I bring a rare combination of urban planning expertise and facility with emerging technologies, which I have leveraged in past roles as an intermediary & translator between public sector challenges and best-practice IT & software solutions. At this intersection, I specialize in geospatial regulations, including road pricing and zoning; future mobility, especially EV infrastructure; and government digital transformation. I am an experienced evangelizer of urban technology concepts & innovations to media, industry, and investors, and am driven by opportunities to enhance the city and public services in response to the climate crisis.

In addition to my work experience, I am a Certified Planner, former instructor in Clean Tech, and former NYU Rudin Emerging Leadership and Urban Design Forum Fellow. I hold a Master’s in Urban Planning from NYU Wagner and Bachelor’s in Computer Engineering from Columbia SEAS.  
Project Description

With communities across the U.S. struggling to respond to numerous, interrelated crises of affordability, economic dynamism, inequality, and climate change, environmental review processes have devolved into impediments to action rather than the integrators of environmental concerns and facilitators of community input that they were originally intended as. Recent planning and development efforts are rife with cautionary tales of canceled projects, multi-year litigation, and ballooning costs associated with review processes run amok.

Governments have embraced a small selection of more automated and responsive technologies for streamlining service delivery and public realm management, most successfully speed cameras and digitized permitting processes. With these efforts, municipalities have realized lower costs, sped up & more responsive processes, and demands for expansion from communities.

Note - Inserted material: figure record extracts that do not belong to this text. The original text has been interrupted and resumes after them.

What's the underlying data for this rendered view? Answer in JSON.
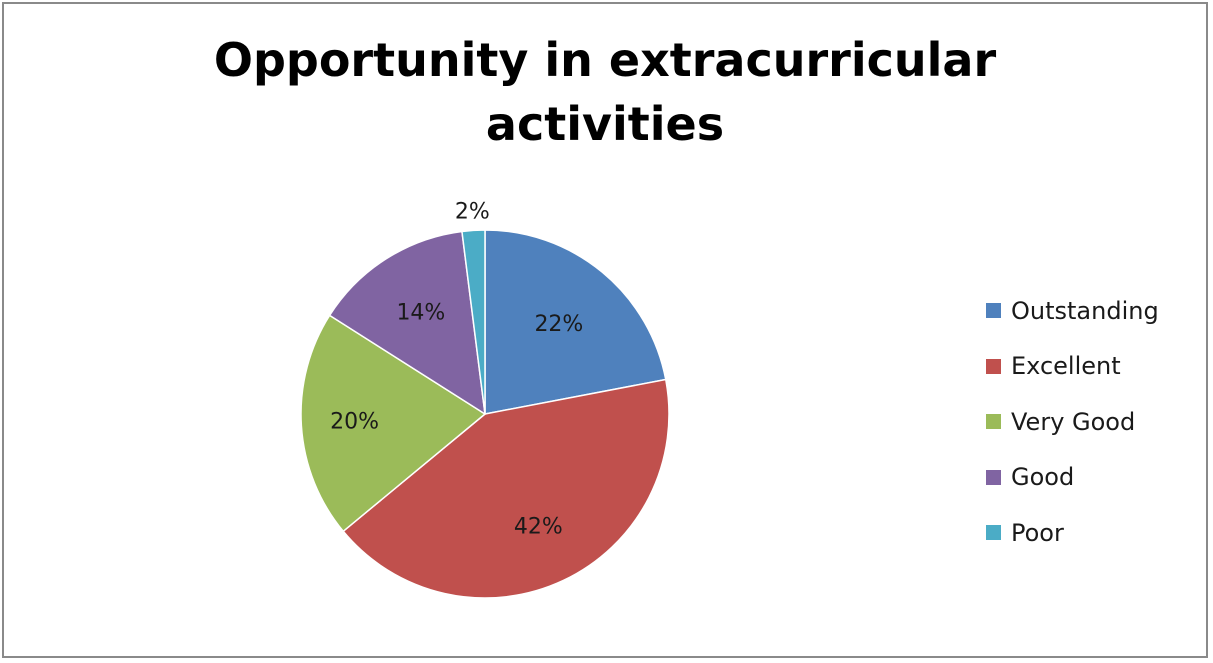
{
  "chart_data": {
    "type": "pie",
    "title": "Opportunity in extracurricular activities",
    "title_lines": [
      "Opportunity in extracurricular",
      "activities"
    ],
    "slices": [
      {
        "label": "Outstanding",
        "value": 22,
        "display": "22%",
        "color": "#4F81BD"
      },
      {
        "label": "Excellent",
        "value": 42,
        "display": "42%",
        "color": "#C0504D"
      },
      {
        "label": "Very Good",
        "value": 20,
        "display": "20%",
        "color": "#9BBB59"
      },
      {
        "label": "Good",
        "value": 14,
        "display": "14%",
        "color": "#8064A2"
      },
      {
        "label": "Poor",
        "value": 2,
        "display": "2%",
        "color": "#4BACC6"
      }
    ],
    "legend_position": "right",
    "start_angle": "12 o'clock",
    "direction": "clockwise"
  }
}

Public sector environmental impact assessments and reviews have so far failed to take advantage of 21st-century technologies despite attempts by numerous public interest-minded startups. Each of these companies eventually pivoted away from direct interface with governments or closed before they were able to. Their categoric failure to integrate into the formal processes of analysis or decision-making exposes a critical gap preventing the use of tech-based solutions: a lack of data and interoperability standards. Public Sector Data Standards to Enable Technology Adoption This project will develop standards for environmental and impact calculation data and exchange that accommodate the differing requirements across jurisdictions, including multiple types & categories of analyses and levels of complexities. This effort draws on the public sector-facing data standards GTFS for transit and MDS for micromobility, which enabled widespread adoption by technology companies and public agencies alike and created new market segments and products, even facilitating policy experimentation.

The developed standards will reduce processes into standard inputs and outputs within a modular framework for environmental & impact review, transforming analyses as dissimilar as shadow impacts and sewage system capacity constraints into modules that can be mixed and matched based on local needs and regulations. This vision takes inspiration from the simple, semi-public APIs Walk Score and GreatSchools, which have become essential modules for online real estate listings, alongside public & proprietary info on building & site characteristics, local taxes & fees, or transit access.

This project represents a continuation of Cornell Tech's urban tech leadership in the public sphere, with initiatives such as Rebooting NYC. It will draw on the Hub’s connections to and ability to convene governments, tech organizations, startups, and the larger Technion and Cornell communities.

Key outcomes from this project will be 1) the distillation of core input & output parameters and data necessary for common analyses across City, State, and Federal public review processes, 2) an open source Github repository of the API architecture for standardized environmental impact, 3) two or more demonstrations of end-to-end automated review processes using the API, one of which where the analysis is internally developed and another is externally developed by an urbantech startup, and 4) case studies describing the use and governance models for the developed standard.

The effort above will construct building blocks of impact calculations & assessments that can be integrated into streamlined and automated public review. This approach modularizes common public sector data and analyses, enabling the agile adoption of standards, technologies, and private sector services, connecting the dots between data collection, assessment, and action for a more responsive city.